Prasse et al. (2020) proposed the Network Inference-based Prediction Algorithm (NIPA), which estimates the spreading parameters \(\delta _i\) and \(\beta _{ij}\) for each region i from the time series \(v_i[1], v_i[2], \ldots , v_i[n]\). These estimates in (1) and (2) predict the evolution of the virus in the next future times \(k>n\).
The SIR model has three compartments. In principle, with c compartments, we must have \(c-1\) independent measurements. The input to NIPA is only one compartment, the infectious compartment I, which is less than c \(- 1=2\) compartments necessary to reconstruct the network with the SIR model. NIPA creates observations of the R compartment by iterating over different candidate values of the curing rates \(\delta _i\) and assuming the initial condition R(0) \(=\) 0. Thus, we observe only one compartment, the infectious compartment I, and the recovered compartment R is obtained by Eq. (2) after estimating the curing probability \(\delta _i\) in the training phase.
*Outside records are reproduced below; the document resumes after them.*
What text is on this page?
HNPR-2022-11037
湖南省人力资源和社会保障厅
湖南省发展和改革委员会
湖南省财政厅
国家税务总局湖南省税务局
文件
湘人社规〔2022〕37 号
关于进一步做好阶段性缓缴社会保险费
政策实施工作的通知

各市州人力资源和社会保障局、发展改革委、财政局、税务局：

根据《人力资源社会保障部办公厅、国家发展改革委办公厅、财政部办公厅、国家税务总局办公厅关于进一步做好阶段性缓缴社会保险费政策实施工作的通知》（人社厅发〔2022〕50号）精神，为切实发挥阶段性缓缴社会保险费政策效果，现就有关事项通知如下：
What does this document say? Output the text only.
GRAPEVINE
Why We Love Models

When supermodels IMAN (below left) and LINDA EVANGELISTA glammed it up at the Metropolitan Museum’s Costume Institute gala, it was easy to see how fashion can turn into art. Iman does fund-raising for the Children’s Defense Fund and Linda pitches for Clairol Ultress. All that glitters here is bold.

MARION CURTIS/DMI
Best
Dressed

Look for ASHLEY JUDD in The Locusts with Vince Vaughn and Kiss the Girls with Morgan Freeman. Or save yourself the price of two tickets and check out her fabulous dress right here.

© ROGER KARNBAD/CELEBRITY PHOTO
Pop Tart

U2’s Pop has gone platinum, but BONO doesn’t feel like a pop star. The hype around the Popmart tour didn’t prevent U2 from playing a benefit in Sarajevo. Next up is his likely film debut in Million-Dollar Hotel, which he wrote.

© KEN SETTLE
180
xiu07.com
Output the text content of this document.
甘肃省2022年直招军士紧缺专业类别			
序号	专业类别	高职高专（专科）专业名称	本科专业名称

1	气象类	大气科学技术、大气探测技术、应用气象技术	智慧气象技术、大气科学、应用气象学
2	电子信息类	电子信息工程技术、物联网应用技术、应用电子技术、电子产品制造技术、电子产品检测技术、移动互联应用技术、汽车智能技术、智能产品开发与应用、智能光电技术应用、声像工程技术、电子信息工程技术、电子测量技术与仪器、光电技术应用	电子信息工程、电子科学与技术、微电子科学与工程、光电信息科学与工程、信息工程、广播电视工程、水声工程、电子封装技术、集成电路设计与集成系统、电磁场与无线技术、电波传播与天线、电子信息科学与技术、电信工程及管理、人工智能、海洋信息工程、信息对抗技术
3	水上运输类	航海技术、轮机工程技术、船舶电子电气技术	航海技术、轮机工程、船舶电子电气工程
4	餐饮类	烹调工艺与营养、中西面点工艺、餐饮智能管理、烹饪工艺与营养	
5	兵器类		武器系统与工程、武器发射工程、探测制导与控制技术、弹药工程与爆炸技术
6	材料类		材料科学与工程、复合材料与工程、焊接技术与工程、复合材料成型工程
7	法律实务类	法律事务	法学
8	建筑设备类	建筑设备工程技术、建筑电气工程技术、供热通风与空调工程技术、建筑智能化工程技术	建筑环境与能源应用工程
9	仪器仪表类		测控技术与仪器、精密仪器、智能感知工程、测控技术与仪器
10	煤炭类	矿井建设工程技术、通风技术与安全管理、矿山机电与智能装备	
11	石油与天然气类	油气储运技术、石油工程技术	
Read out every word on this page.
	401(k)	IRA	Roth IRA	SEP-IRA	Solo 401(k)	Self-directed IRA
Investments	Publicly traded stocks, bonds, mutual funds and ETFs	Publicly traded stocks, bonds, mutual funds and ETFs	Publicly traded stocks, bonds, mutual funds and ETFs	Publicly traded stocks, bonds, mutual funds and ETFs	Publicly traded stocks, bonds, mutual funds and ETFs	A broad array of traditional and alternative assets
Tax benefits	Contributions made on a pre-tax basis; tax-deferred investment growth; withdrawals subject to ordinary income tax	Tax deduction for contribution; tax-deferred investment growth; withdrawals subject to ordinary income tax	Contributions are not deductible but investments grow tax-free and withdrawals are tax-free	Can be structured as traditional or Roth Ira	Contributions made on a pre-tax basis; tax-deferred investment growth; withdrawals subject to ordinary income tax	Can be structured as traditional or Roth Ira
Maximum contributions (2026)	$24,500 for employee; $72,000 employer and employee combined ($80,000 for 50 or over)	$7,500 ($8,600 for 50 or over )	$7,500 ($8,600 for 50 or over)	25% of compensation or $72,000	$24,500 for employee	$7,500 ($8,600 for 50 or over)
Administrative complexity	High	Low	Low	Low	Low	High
To obtain the curing probability \(\delta _i\), 50 equidistant values between \(\delta _{min}\) and \(\delta _{max}\) have been considered, and then the value giving the best fit of model (1) has been used to estimate the matrix B based on the least absolute shrinkage and selection operator (LASSO). For a general class of dynamics on networks (including the SIR model), completely different network topologies can result in the same dynamics. Hence, it is not possible to deduce the network accurately from observations, regardless of the reconstruction method: two very different networks perfectly match the observations, and there is no reason to infer one network instead of the other. Thus, though NIPA accurately predicts the dynamics, the estimated network B can be very different from the true network (Prasse and Van Mieghem 2020c).
Let n be the number of days in which the infection has been observed. To evaluate the prediction accuracy, a fixed number of days \(n_{neglect}\) is removed prior to \(v_i[1], v_i[2], \ldots , v_i[n]\). The model is then trained on the days \(v_i[1], v_i[2], \ldots , v_i[n- n_{neglect}]\). Thereafter, the omitted \(n_{neglect}\) days (\(k=n- n_{neglect}+1, \ldots , n\)) are predicted. It is possible to predict also \(n_{predict}\) days (\(k=n+1, \ldots , n+n_{predict}\)) ahead the number n of available observations, however, in such a case, we cannot evaluate the goodness of the prediction.
Prasse et al. (2020) showed that the approach accurately predicts the cumulative infections for \(n_{neglect} \le 5\). However, if the number of neglected days increases, then the prediction capability of NIPA decreases. NIPA assumes constant values for \(\beta _{ij}\), which, however, do not reflect the reality of the COVID-19 pandemic, because the containment measures imposed by the governments diminish \(\beta _{ij}\) and thus the spread of the infection. Hence, infection probabilities \(\beta _{ij}[k]\) which vary over time k should be considered in the epidemic model.